The oxide film 17' needs to have a thickness of 1000 A or more, considering the masking properties of ion implantation and the influence from the upper doped glass layer.

(5) After depositing the insulating film (doped glass layer) 18,
A high temperature treatment is performed to activate the ion-implanted impurities to form low resistance parts D' and F'. Next, contact holes are opened and aluminum wiring electrodes 19 are provided to complete the semiconductor device.

During the heat treatment for activating the ion-implanted impurities, the length of the high resistance portion (resistance element portion) E' is reduced from L to L' due to lateral diffusion of the impurities. Due to the height, the resistance value can be significantly increased compared to the initial film thickness d, and L' can be made smaller.

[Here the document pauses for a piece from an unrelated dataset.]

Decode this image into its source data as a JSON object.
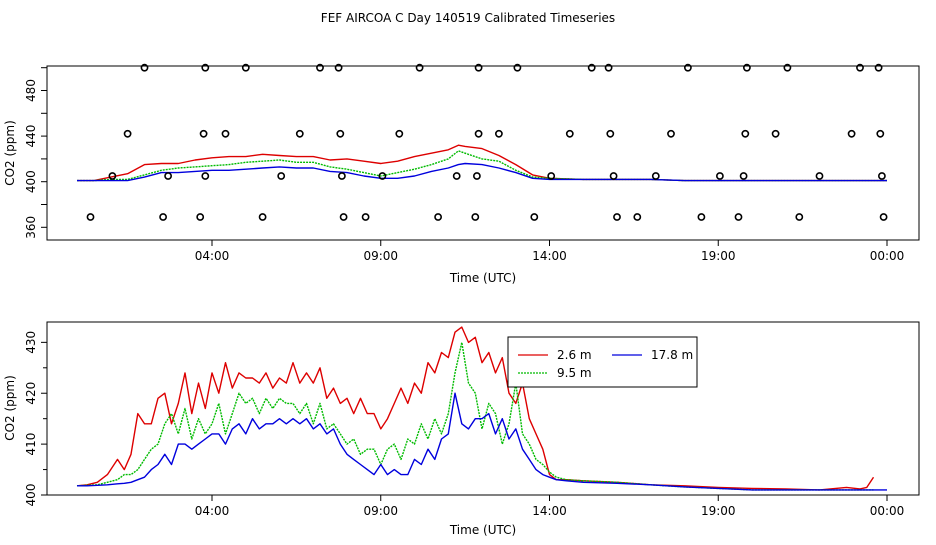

In the above embodiment, impurities are introduced to form the low resistance portion by ion implantation, but thermal diffusion may be used instead of ion implantation.

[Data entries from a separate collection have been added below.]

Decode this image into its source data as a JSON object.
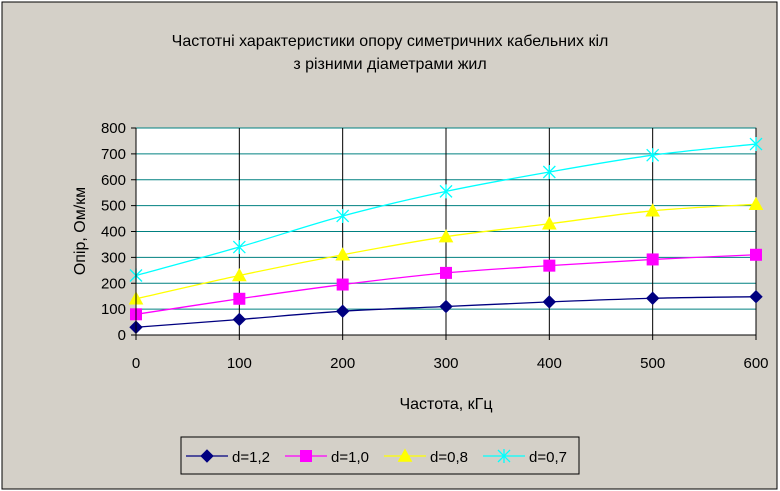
{
  "chart_data": {
    "type": "line",
    "title": "Частотні характеристики опору симетричних кабельних кіл",
    "subtitle": "з різними діаметрами жил",
    "xlabel": "Частота, кГц",
    "ylabel": "Опір, Ом/км",
    "x": [
      0,
      100,
      200,
      300,
      400,
      500,
      600
    ],
    "xlim": [
      0,
      600
    ],
    "ylim": [
      0,
      800
    ],
    "xticks": [
      "0",
      "100",
      "200",
      "300",
      "400",
      "500",
      "600"
    ],
    "yticks": [
      "0",
      "100",
      "200",
      "300",
      "400",
      "500",
      "600",
      "700",
      "800"
    ],
    "grid": true,
    "legend_position": "bottom",
    "series": [
      {
        "name": "d=1,2",
        "values": [
          30,
          60,
          92,
          110,
          128,
          142,
          148
        ],
        "color": "#000080",
        "marker": "diamond"
      },
      {
        "name": "d=1,0",
        "values": [
          80,
          140,
          195,
          240,
          268,
          292,
          310
        ],
        "color": "#ff00ff",
        "marker": "square"
      },
      {
        "name": "d=0,8",
        "values": [
          140,
          230,
          310,
          380,
          430,
          480,
          505
        ],
        "color": "#ffff00",
        "marker": "triangle"
      },
      {
        "name": "d=0,7",
        "values": [
          230,
          340,
          460,
          555,
          630,
          695,
          738
        ],
        "color": "#00ffff",
        "marker": "star"
      }
    ],
    "colors": {
      "chart_area_bg": "#d4d0c8",
      "plot_area_bg": "#ffffff",
      "gridline": "#008080",
      "axis": "#000000"
    }
  }
}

<Effects of the Invention> As explained in detail above, according to the present invention, the high resistance portion (
In a semiconductor device having multiple polysilicon films including a resistance element part) and a low resistance part (connection wiring part), the element dimensions of the high resistance part can be made extremely small. This makes it possible to downsize and increase the density of the device.

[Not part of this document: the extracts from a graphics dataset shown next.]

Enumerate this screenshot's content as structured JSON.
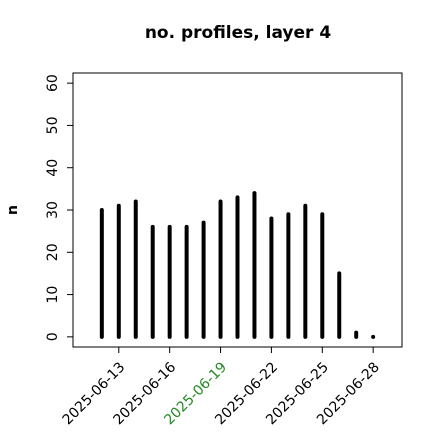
{
  "chart_data": {
    "type": "bar_h_lines",
    "title": "no. profiles, layer 4",
    "y_label": "n",
    "x": [
      "2025-06-12",
      "2025-06-13",
      "2025-06-14",
      "2025-06-15",
      "2025-06-16",
      "2025-06-17",
      "2025-06-18",
      "2025-06-19",
      "2025-06-20",
      "2025-06-21",
      "2025-06-22",
      "2025-06-23",
      "2025-06-24",
      "2025-06-25",
      "2025-06-26",
      "2025-06-27",
      "2025-06-28"
    ],
    "values": [
      30,
      31,
      32,
      26,
      26,
      26,
      27,
      32,
      33,
      34,
      28,
      29,
      31,
      29,
      15,
      1,
      0
    ],
    "color": "#000000",
    "xlim": [
      "2025-06-10T07:12",
      "2025-06-29T16:48"
    ],
    "xticks": [
      "2025-06-13",
      "2025-06-16",
      "2025-06-19",
      "2025-06-22",
      "2025-06-25",
      "2025-06-28"
    ],
    "highlight_tick": "2025-06-19",
    "highlight_color": "#228b22",
    "ylim": [
      -2.4,
      62.4
    ],
    "yticks": [
      0,
      10,
      20,
      30,
      40,
      50,
      60
    ]
  }
}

[Brief explanation of the drawing]

FIG. 1 is a diagram showing the structure of a semiconductor device and its manufacturing process according to the present invention, and FIG. 2 is a diagram showing an example of the structure of a conventional semiconductor device and its manufacturing process. 11: Semiconductor substrate, 12: Active region, 13, 18: Insulating film, 14: Polysilicon film, 15
: Thin polysilicon oxide film, 16: Nitride film, 17.17
': LOCOS oxide film, 19; aluminum wiring electrode, D', F'
: low resistance part, E': high resistance part. Agent Patent Attorney Aihiko Fuku (and 2 others) Matter 11-P
Yu 3 and a half 1 resting straw first proverb F zomejo 1 field: C encouragement 1 picture

Claims (3)

[Claims] (1) In a semiconductor device having a plurality of polysilicon films including a high resistance part (resistance element part) and a low resistance part (connection wiring part), the separation between the plurality of polysilicon films is performed using a polysilicon oxide film. A semiconductor device characterized in that the polysilicon film thickness of the high resistance part is made thinner than the polysilicon film thickness of the low resistance part. (2) A semiconductor device having a plurality of polysilicon films including a high resistance part (resistance element part) and a low resistance part (connection wiring part), in which the separation between the plurality of polysilicon films is formed by a polysilicon oxide film. In the method for manufacturing a semiconductor device in which the polysilicon film thickness of the high resistance part is made thinner than the polysilicon film thickness of the low resistance part, for forming a polysilicon oxide film separating the polysilicon films. a first selective oxidation step, and a second selective oxidation step for thinning the high-resistance portion.
1. A method for manufacturing a semiconductor device, comprising: a selective oxidation step. (3) A patent characterized in that impurity ion implantation or impurity thermal diffusion for forming a low resistance part is performed using the polysilicon oxide film formed on the high resistance part by the second selective oxidation process as a mask. A method for manufacturing a semiconductor device according to claim (2).